«La OEA está al servicio de EE.UU», aseveró el político durante una conferencia en México, donde se encuentra desde el martes en calidad de asilado.
El presidente depuesto de Bolivia, Evo Morales, ofreció una conferencia desde México, país al que llegó el martes como asilado político, en la que acusó a la Organización de Estados Americanos (OEA) de estar al «servicio de EE.UU.».
Morales aseguró que en el informe de la Organización de Estados Americanos (OEA) «predominaba la interpretación», y que «deberían haber dicho que hubiese segunda vuelta y no recomendar nuevas elecciones (…) la OEA está al servicio de EE.UU».
La OEA concluyó el 10 de noviembre que hubo «irregularidades en el proceso electoral» en las elecciones del 20 de octubre, e instó a repetir los comicios.
«Debería llamarse ‘Organización de Estados del Norte’, y no de América», aseveró Morales, quien aseguró que quiso decirle al secretario general de la OEA, Luis Almagro, que «así se incendiaba a la nación».
«Estamos dispuestos a volver»
Como ya hizo nada más bajar del avión el martes, el político, de 60 años, reiteró su agradecimiento al gobierno de México por permitirle «estar con vida».
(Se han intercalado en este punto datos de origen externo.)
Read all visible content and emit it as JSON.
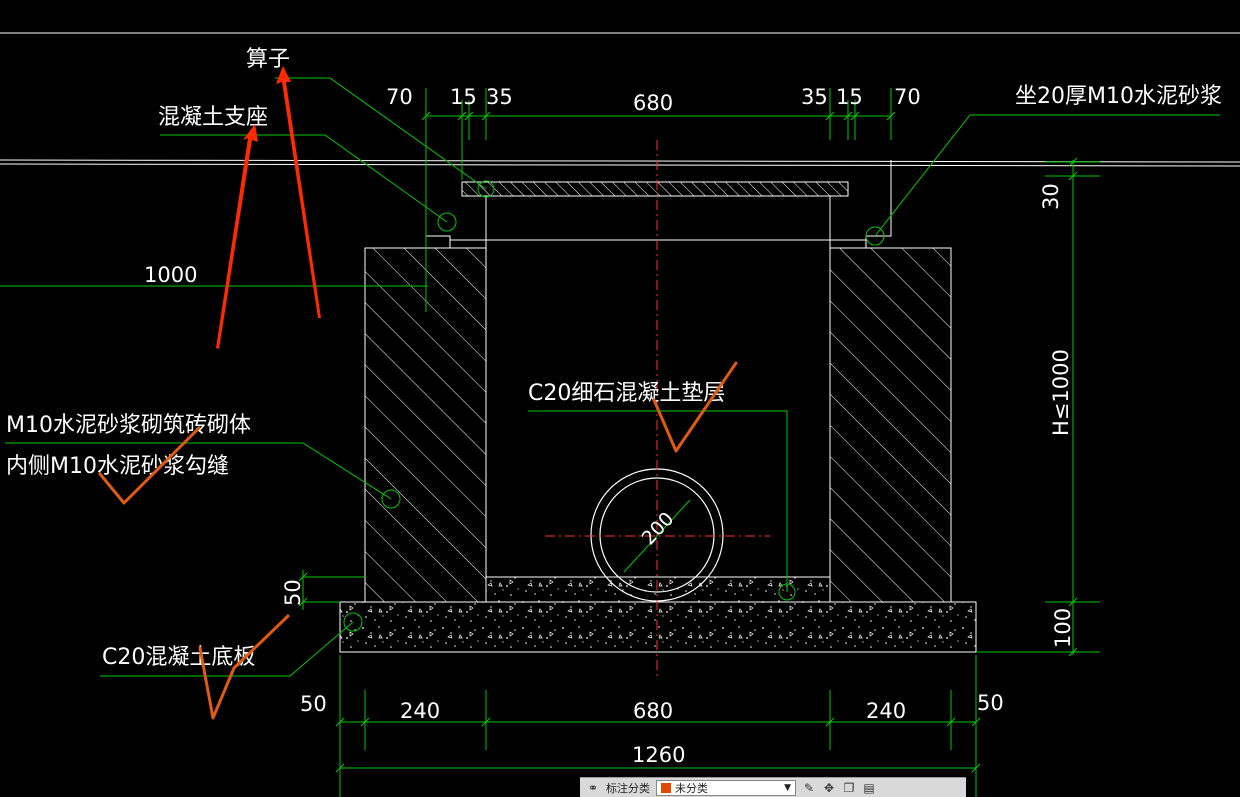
{
  "labels": {
    "grate": "算子",
    "concrete_support": "混凝土支座",
    "mortar_bed": "坐20厚M10水泥砂浆",
    "masonry_line1": "M10水泥砂浆砌筑砖砌体",
    "masonry_line2": "内侧M10水泥砂浆勾缝",
    "fine_concrete_cushion": "C20细石混凝土垫层",
    "base_slab": "C20混凝土底板"
  },
  "dimensions": {
    "top_70_left": "70",
    "top_15_left": "15",
    "top_35_left": "35",
    "top_680": "680",
    "top_35_right": "35",
    "top_15_right": "15",
    "top_70_right": "70",
    "left_1000": "1000",
    "pipe_200": "200",
    "left_50": "50",
    "right_30": "30",
    "right_h": "H≤1000",
    "right_100": "100",
    "bottom_50_left": "50",
    "bottom_240_left": "240",
    "bottom_680": "680",
    "bottom_240_right": "240",
    "bottom_50_right": "50",
    "bottom_1260": "1260"
  },
  "toolbar": {
    "category_label": "标注分类",
    "category_value": "未分类"
  },
  "colors": {
    "background": "#000000",
    "line_white": "#ffffff",
    "dim_green": "#00c800",
    "center_red": "#ff3030",
    "annot_red": "#ff2a00",
    "annot_orange": "#e05a10"
  }
}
Respecto a la autoproclamación de la legisladora opositora, Jeanine Áñez, como mandataria interina del país andino, Morales dijo que con ello «se confirma el golpe de Estado». «Cualquier renuncia tiene que ser aprobada. No hubo esa sesión», aseguró Morales, que pidió al Tribunal Constitucional Plurinacional (TCP) de Bolivia que «cumpla con la legalidad».
Áñez se autoproclamó presidenta provisional en una sesión legislativa sin quórum en el Senado. El TCP, así como las Fuerzas Armadas, lideradas por William Kalimán, el militar que instó a Morales a renunciar, la reconocieron. De hecho, fue el propio Kalimán quien le impuso la banda presidencial y le entregó el bastón de mando.
La Coordinadora de las Seis Federaciones del Trópico de Cochabamba, bastión de Morales, no reconoció la autoproclamación de Áñez. «Nos declaramos en movilización nacional en contra del golpe de Estado que se ha perpetrado en nuestro país», anunció.
«Si mi pueblo pide, estamos dispuestos a volver para apaciguar», dijo Morales, para quien «la única forma de parar esta situación es con un diálogo nacional».
Y añadió: «vamos a volver tarde o temprano. Mejor lo antes posible para pacificar Bolivia».
El mandatario depuesto, que enfatizó que «nunca» en su vida pidió a instituciones y autoridades que hiciesen «algo ilegal», volvió a destacar que su gran delito es «ser indígena». «No podía entender cómo mis comandantes pudieron tener esa deslealtad. Eso confirma que mi gran delito es ser indígena», subrayó.